Arrivavo dall’Inter, mi hanno preso di mira, c’era molta invidia tra i compagni.

Livaja ha rivelato anche di essere andato molto vicino alla rissa con l’allenatore Stefano Colantuono:

Non mi ha aiutato, anzi. In un allenamento ci siamo presi, se non ci dividevano i compagni non so come sarebbe finita.

Alle pesanti dichiarazioni del giocatore, oggi al Rubin Kazan, ha replicato lo stesso Colantuono, il quale ha smentito categoricamente la circostanza della (quasi) rissa in allenamento. Il tecnico romano, dal 2010 all’Atalanta (dopo la parentesi tra il 2005 e il 2007), ha chiarito:

Con Livaja non c’è stata nessuna rissa, ma solo uno dei suoi tanti comportamenti sbagliati che si è tradotto in un allontanamento dall’allenamento. Non ho mai fatto risse con i giocatori in vita mia e non avrei certo cominciato con Livaja. Sorrido per quello che ha detto Livaja. La cosa che ho capito meno è quando dice che i suoi compagni erano invidiosi di lui. Gli auguro tutto il bene possibile e una carriera luminosa, ma soprattutto di trovare in futuro un gruppo di ragazzi disponibili, pazienti e onesti come ha trovato all’Atalanta. Non ho altro da aggiungere perché se mi dovessi mettere a parlare oggi di Livaja, in campo e nel privato, non basterebbe un’enciclopedia.

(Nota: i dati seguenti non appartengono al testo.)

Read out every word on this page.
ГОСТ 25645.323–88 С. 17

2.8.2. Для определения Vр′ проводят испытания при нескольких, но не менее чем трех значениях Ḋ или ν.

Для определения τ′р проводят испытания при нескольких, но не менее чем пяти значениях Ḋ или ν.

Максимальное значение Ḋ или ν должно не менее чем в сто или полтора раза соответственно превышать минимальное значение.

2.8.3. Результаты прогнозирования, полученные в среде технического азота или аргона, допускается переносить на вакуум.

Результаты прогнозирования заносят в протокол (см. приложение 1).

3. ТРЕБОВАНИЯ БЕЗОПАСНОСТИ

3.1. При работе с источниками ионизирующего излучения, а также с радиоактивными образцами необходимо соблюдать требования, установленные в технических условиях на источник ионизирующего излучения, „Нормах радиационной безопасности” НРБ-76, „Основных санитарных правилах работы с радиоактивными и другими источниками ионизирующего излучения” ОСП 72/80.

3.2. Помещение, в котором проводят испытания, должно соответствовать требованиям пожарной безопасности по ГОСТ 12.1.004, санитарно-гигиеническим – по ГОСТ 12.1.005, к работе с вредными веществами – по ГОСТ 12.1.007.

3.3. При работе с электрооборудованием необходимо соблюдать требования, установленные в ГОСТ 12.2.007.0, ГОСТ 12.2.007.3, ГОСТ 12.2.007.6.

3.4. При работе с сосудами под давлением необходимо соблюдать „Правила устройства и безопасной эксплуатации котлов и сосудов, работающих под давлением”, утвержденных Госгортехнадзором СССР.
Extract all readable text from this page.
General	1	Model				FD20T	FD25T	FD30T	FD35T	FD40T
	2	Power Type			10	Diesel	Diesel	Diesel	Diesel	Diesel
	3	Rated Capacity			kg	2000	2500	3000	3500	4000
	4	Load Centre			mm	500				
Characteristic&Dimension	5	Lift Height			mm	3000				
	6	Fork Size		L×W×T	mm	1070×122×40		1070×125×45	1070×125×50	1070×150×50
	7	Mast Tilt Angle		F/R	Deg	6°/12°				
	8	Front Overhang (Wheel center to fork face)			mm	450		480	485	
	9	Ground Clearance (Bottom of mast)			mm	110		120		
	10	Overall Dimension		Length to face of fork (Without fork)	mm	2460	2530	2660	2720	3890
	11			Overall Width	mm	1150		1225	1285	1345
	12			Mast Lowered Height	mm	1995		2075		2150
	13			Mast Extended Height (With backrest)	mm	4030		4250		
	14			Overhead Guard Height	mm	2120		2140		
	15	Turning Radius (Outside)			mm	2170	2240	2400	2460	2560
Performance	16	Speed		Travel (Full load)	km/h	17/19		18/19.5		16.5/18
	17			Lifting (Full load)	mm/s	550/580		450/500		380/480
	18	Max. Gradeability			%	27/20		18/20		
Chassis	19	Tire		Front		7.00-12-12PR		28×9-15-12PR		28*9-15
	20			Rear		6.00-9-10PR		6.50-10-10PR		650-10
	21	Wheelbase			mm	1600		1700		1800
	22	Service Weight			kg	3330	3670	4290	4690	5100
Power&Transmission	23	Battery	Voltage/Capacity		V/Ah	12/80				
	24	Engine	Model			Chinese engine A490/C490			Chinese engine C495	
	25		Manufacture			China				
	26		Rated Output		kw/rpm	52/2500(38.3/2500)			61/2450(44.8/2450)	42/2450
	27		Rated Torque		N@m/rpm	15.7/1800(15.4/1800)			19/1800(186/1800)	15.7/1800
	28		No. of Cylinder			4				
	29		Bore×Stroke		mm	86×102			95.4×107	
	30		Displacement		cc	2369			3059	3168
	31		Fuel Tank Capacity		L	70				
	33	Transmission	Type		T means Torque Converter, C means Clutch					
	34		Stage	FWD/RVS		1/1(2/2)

L’allusione è chiaramente ai comportamenti discutibili adottati dal calciatore 20enne (tra un mese compirà 21 anni), che già nella prima stagione all’Atalanta era stato sanzionato dalla società dopo una lite con Radovanovic e aveva in più occasioni litigato con il mister.

In questo caso non si può affermare con certezza quale delle due versioni sia la più vicina alla realtà delle cose, ma di certo Livaja non ha lasciato un buon ricordo di sé né a Bergamo né in Italia. Fuori e dentro il campo.